Kim Allen: “We were set up perfectly for the pandemic because we were able to capitalize on our telehealth visits. With the technology that we put in place in January of 2020, when the height of the stay-at-home orders came at the end of March into April, we continued to scale across our nine sites in southeastern Pennsylvania to reach 50% of our hypertension patients within two years of the grant cycle.”
The pandemic affected more than the program’s rollout and execution; it also reframed the mission and mindset of program contributors. DVCH team members – from executives to frontline healthcare workers – embraced the purpose of the hypertension program:
Isaiah Nathaniel: “It was not just an IT project. It was not just a quality project. It was everyone’s project from CEO on down, from clinical operations, finance, billing.”
On the shared responsibility of primary care:
Kim Allen: “Primary care is a team sport. …We have a clinical pharmacy team that actually works with our provider team and our care coordination team who did the bulk of the work with our providers to be able to deploy this program and make it actionable. …Additionally, we had to really partner with external stakeholders [NextGen Healthcare and Validic].”
DVCH operated with urgency in creating a program within a short period of time. This trend — of building and launching short-term programs as a pandemic response — wasn’t unique to Delaware Valley:
Drew Schiller: “Most healthcare organizations responded extremely well and got things up and running that were necessary, that were not in place before in a short amount of time. That showed us we can drive change when the right incentives are aligned.”

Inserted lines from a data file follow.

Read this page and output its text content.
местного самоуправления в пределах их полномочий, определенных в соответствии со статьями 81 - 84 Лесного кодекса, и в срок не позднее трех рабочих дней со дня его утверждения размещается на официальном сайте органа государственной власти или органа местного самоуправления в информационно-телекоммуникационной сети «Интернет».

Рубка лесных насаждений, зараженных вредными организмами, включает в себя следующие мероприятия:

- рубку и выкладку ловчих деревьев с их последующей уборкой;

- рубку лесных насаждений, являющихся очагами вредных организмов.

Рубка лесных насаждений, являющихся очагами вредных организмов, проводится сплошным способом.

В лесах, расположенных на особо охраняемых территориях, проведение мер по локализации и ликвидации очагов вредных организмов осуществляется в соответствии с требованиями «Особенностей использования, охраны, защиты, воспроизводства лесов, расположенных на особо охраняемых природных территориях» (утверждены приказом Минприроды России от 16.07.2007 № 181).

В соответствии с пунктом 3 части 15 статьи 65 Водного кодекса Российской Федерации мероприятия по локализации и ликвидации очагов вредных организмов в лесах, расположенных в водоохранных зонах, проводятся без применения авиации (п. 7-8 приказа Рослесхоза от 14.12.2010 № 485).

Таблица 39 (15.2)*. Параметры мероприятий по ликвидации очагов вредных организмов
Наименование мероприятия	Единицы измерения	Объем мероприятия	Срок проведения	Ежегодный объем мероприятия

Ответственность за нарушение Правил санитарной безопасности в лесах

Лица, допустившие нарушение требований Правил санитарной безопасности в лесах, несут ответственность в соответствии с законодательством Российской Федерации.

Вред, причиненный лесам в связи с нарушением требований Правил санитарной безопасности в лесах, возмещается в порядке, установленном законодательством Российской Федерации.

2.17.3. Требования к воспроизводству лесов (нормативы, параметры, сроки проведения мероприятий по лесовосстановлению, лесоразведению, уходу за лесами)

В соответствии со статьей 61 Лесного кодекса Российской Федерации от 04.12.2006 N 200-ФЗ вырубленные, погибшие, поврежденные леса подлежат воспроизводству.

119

In the months that followed the program launch, DVCH finally found the flexibility to take a step back and assess long-term priorities. One of those priorities was to grow the program without compromising the quality of care for currently enrolled patients. Growth efforts should also make sense from a financial perspective.
These “pressure-test” questions represent a new growth stage for many healthcare organizations after the pandemic’s arrival:
Drew Schiller: “We’re now seeing healthcare organizations ask much harder questions that are designed to pressure test what was put in place in the short term. How can we make remote care part of how we deliver care? What does that mean for our organization?”
Program growth should also account for any population-related challenges, including initial conditions and retention over time. Delaware Valley was no stranger to high-acuity populations: UDS hypertension metric control scores were barely 46% in 2021.
The remote nature of care made hypertension control even more complicated for DVCH. Remote patient care would take place at home, with patients using provided devices to monitor their own vitals.
DVCH considered all angles before signing off on the program:
Kim Allen: “Not only did the clinical community look at [the program], the technology community looked at it, our compliance department looked at it, we looked at it from our pharmacy lens. We had all of those team members at the table to really mitigate or put those guardrails up.”
The result wasn’t a fail-safe program, but rather a hypertension treatment regimen with the best chance to lower scores without the need to treat patients in the office.
The risk-tolerant, patient-first approach worked even better than expected. DVCH exceeded end-of-year goals by June 2022, achieving double-digit gains to 55% UDS hypertension control by December. They addressed and overcame social determinants, and used Validic’s remote care platform to provide doctors and clinical teams with remote patient data that informed better care.